The sheriff’s deputies, with a search warrant, searched the Honse residence and found the missing documents from the victim’s residence. Gary and Debbie Honse said they had those documents because they came with the transfer of land and the victim gave them the documents voluntarily three days before they filed the Quit Claim Deed.

A local title company said it refused to file the deed as it appeared to be a questionable transaction because of the value and the company recommended Gary Honse obtain legal counsel to properly fill out the paperwork and file it in a more acceptable manner. 
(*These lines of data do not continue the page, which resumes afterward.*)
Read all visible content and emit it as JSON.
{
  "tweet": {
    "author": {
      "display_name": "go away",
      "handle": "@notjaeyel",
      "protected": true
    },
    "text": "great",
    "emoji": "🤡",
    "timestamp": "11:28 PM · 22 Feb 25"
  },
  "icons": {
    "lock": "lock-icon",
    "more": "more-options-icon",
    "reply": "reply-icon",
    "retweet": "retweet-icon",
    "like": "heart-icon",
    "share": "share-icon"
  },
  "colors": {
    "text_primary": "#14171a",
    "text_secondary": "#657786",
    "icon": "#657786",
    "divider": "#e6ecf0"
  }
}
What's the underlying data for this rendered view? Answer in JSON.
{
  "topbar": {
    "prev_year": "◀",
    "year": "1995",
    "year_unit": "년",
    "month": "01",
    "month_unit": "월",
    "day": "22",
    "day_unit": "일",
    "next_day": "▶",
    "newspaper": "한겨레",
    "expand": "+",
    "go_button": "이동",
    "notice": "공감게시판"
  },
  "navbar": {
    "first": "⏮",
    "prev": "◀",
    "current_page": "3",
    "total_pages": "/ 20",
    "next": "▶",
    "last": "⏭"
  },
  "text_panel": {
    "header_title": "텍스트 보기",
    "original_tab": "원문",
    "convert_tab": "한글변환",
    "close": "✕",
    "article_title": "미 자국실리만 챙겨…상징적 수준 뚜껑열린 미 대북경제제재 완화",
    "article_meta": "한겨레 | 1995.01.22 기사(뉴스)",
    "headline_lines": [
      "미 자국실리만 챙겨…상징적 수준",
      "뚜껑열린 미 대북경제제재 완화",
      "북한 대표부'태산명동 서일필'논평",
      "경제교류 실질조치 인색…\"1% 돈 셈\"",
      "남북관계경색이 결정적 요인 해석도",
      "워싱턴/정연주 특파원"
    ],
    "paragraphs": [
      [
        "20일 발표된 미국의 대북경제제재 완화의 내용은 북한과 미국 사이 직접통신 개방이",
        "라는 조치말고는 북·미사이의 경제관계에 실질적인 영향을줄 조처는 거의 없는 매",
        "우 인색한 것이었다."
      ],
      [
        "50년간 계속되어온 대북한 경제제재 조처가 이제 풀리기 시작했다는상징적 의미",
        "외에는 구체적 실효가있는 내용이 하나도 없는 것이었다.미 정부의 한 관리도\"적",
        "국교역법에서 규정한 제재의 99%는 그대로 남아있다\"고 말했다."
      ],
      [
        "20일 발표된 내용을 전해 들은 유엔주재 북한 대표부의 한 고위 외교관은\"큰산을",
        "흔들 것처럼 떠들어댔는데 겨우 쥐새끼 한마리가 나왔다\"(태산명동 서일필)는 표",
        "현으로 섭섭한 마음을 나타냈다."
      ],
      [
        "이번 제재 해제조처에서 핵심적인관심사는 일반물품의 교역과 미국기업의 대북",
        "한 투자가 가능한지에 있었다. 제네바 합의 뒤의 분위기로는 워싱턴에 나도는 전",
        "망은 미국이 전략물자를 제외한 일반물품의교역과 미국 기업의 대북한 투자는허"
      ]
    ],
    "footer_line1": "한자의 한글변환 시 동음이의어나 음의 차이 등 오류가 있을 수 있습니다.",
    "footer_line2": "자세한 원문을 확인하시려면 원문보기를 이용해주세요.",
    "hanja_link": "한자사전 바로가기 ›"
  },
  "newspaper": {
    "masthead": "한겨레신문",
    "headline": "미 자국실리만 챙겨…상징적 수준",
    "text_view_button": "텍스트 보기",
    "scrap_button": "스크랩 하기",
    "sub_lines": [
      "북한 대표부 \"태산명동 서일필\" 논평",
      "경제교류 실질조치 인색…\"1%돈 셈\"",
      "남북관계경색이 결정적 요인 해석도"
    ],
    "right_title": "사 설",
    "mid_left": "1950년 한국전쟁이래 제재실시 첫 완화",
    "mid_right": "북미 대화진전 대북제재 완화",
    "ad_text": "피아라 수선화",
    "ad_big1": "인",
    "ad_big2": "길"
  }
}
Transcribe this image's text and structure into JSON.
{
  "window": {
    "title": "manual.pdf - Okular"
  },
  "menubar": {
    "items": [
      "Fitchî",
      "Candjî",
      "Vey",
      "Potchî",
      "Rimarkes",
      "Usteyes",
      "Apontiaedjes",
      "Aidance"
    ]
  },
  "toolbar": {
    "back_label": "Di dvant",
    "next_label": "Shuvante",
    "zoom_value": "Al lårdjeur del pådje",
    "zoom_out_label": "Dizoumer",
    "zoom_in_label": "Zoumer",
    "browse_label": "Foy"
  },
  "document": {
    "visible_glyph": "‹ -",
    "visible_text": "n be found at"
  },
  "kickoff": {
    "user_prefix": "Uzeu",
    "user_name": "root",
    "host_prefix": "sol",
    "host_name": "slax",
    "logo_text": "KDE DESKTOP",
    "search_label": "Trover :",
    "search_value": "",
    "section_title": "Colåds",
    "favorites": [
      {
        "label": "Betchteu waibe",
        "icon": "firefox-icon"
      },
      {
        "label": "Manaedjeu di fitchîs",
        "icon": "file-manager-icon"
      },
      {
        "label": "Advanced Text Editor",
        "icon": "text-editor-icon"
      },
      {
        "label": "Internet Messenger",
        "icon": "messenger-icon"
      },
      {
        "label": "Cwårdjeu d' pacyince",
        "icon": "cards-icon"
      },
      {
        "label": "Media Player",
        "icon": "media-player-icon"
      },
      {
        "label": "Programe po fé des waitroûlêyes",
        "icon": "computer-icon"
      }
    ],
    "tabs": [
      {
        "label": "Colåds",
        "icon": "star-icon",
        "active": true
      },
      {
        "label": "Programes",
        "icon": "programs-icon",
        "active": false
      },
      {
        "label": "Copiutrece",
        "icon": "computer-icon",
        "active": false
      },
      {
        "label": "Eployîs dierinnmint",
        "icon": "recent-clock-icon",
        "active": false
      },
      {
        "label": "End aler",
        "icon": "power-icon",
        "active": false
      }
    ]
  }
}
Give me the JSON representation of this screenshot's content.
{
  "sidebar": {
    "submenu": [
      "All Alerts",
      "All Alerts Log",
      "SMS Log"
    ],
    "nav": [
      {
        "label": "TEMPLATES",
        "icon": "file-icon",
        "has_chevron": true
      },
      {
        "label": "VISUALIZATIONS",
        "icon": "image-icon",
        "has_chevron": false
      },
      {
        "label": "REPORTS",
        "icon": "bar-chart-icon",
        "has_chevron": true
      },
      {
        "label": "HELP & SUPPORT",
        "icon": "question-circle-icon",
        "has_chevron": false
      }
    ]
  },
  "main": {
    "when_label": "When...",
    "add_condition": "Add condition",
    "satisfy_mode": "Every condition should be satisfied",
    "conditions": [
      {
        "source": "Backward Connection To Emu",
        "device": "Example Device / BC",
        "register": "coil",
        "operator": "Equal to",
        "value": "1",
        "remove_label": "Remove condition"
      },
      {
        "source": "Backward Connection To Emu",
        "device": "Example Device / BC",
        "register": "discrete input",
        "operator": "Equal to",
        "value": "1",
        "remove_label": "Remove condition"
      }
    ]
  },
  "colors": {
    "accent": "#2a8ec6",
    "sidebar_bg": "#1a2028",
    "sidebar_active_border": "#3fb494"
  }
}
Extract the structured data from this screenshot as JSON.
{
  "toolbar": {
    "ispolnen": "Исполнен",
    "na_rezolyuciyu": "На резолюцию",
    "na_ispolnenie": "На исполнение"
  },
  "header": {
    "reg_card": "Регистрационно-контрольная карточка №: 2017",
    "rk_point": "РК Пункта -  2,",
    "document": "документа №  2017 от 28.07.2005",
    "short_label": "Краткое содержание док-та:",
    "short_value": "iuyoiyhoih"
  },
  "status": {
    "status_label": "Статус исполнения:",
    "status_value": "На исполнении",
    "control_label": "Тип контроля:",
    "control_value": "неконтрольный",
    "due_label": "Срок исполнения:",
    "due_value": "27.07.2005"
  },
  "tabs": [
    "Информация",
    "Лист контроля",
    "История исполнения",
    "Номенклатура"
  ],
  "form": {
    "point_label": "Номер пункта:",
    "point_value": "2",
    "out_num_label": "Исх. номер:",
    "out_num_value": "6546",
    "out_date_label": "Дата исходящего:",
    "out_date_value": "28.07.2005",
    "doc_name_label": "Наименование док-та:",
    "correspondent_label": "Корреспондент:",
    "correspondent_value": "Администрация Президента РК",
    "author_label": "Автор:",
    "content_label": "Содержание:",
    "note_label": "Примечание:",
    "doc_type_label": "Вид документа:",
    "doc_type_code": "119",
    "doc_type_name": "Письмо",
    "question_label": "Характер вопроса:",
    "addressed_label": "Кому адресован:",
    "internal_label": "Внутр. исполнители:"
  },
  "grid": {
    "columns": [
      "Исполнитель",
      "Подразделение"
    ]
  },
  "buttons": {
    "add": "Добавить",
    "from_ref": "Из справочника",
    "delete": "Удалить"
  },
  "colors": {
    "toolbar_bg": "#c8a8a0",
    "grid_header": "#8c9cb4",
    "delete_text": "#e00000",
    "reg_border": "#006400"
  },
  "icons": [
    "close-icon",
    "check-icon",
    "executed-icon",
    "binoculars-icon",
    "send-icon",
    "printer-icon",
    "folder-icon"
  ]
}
Chief Deputy Major Scott John gave the Miranda warning to Gary and Debbie Honse, explaining the victim did not know what she was signing, which gave her farm to them for nothing. The couple then said disparaging statements about the victim, saying she was a “explicit” and that she didn’t need to be “living down there alone,” and that “she can’t take care of herself properly.” 

Major John told them they both needed to stop making statements if they were invoking their rights, but he said they continued. Major John pointed out if they were aware of the victim’s mental health struggles, they should not have engaged her into a land transaction of that value without ensuring she had legal representation when doing so. Gary and Debbie Honse said it was the victim’s idea to transfer the land to them because of a potential lawsuit involving a motor vehicle accident. The investigators questioned why the victim would give away her farm for $30,000 when it is worth over $1 million.

The investigators perused the victim’s will on file at the courthouse and Gary and Debbie Honse were not listed as the heirs. Gary and Debbie Honse argued there was another will with the land going to a charity. The couple told the investigators they took care of the victim for 20 years and indicated the farm was payment of all the years of taking care of her and being good neighbors. 

The couple also said they witnesses, family members, who heard the victim state she was selling the land to them for $30,000, but these witnesses were not produced. A brother of Gary Honse, arrived on scene during the search warrant and said he was not privy to any arrangements between his brother other than what Gary Honse had told him. He said he was leaving that between them and was just renting the ground to plant crops this year because Gary Honse was unable to because of health reasons. 

The investigators also found out on Oct. 27, 2021 Gary Honse paid the property taxes on the 403 acres in question.

The sheriff’s investigators arrested the couple for financial exploitation of the elderly as the evidence showed they completed a questionable transaction worth more than $1 million with a 91-year-old lady, who has a durable power of attorney, and at their own admission was showing signs of dementia. 

“As a Sheriff it is always so upsetting when someone takes advantage of the elderly,” Sheriff Heitman said. “I am utterly disgusted with the actions of these two. After reviewing all of evidence I do not believe it will be a hard case to prove at all and I am certain they will be held accountable for their actions.”  

The sheriff said he commends his staff for their expedient investigation of “this heinous act.”